The excellency of this Man approved by God is so high, that if you are there with Him on your own as a natural man, you cannot resist Him. That is your reality. You have to die to yourself, so that the Lord can raise up Himself in you. Therefore, the Lord arranged the circumstances in the life of Lazarus so that he died.

It may seem to us that the Lord was unfriendly, or unmerciful, in not going to heal him when he was sick, but the Lord had a purpose in allowing Lazarus to die. We can see how glorious the consequences of the resurrection of Lazarus were. People went to Bethany not only to see Jesus, but also to see him. An ordinary man is just another man, but a risen one is very attractive.

Only after death is there resurrection. And the resurrection brings much fruit for God and blessing for the church. This is the grace of God. Scripture says that when Lazarus was sitting at the table again, Mary poured her perfume on the Lord. We can suppose then that if Lazarus had not been resurrected, Mary would not have done that. And when Mary did that, the whole house was filled with the aroma.

Bethany is the church. When the Lazaruses are raised up and when the Marys pour out their perfume, then the whole church is filled with the resurrection life and the aroma of Christ. But there are no shortcuts or loopholes. I dare say that Lazarus died because he was a friend of Jesus.

Nicodemus speaks of birth, and Lazarus of death and resurrection. The children of God have to be born and we have to die and resurrect - spiritually speaking. Only then does the circle close. It is not enough to know, with Romans 6, that we were included in the death of the Lord: we have to reach the positive and subjective experience of our own death, to enter into the experience of Romans 8, 12 and so on. Thus, Romans 6 and John 11 are complementary.

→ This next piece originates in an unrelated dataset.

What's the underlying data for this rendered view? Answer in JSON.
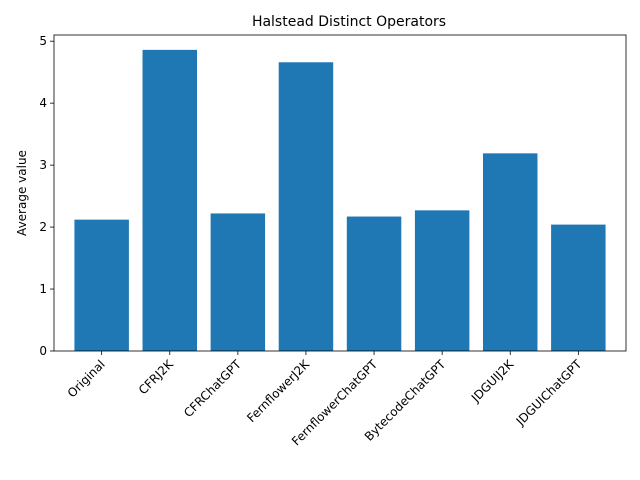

There must be an illness of death in our life, an experience without healing. I do not know how it will be in your case, whether it was or is going to have to be, but it is inevitable.

In all this episode, Lazarus did not speak a single word, because this is not a matter of words, but of experience. Oh, how necessary is silence before the Lord!

The Word made flesh again

I believe that the Lord is doing a very delicate work in the church, in each of His beloved children. The Lord invests so much in us, He loves us in such a way that not only did he die on the cross for us, but today he continues to work, tearing us down and lifting us up, breaking us and reconstituting us.

At this time there has been a very strong cry in many of God's children: "O Lord, make us real, true, authentic." The Word says, "And the Word was made flesh, and dwelt among us, full of grace and truth." The will of God is that the Word should become flesh again in us, and that we should also become full of grace and truth. Without a hint of appearance, of contradiction, between what we say and what we do.

There is a great difference between wheat and straw; The wheat is harvested and the chaff is burned up. How much of us there is that is still straw! But the Lord has the power, by His word, to cleanse and transform us. The Word of God generates life and reality. Thank the Lord.

Synthesis of a message given in Barbosa, Colombia, in July 2007.

1 "The Greek word for real is alethinos, and is related closely with the alethes word meaning truth, and Aletheia which means" truth. " When our encounter alethinos versions translate as true; It would be more correct to translate real, or authentic. Jesus is the true light (1: 9); Jesus is the truebread (6:32), Jesus is the true vine (15: 1); Jesus the real trial (8:16) belongs. He is the only one who possesses reality in our world of shadows and imperfections. Every action that Jesus carried out was not only an act in time, but a window that allows us to see the reality that is God ». (William Barclay, John I). Editor's Note.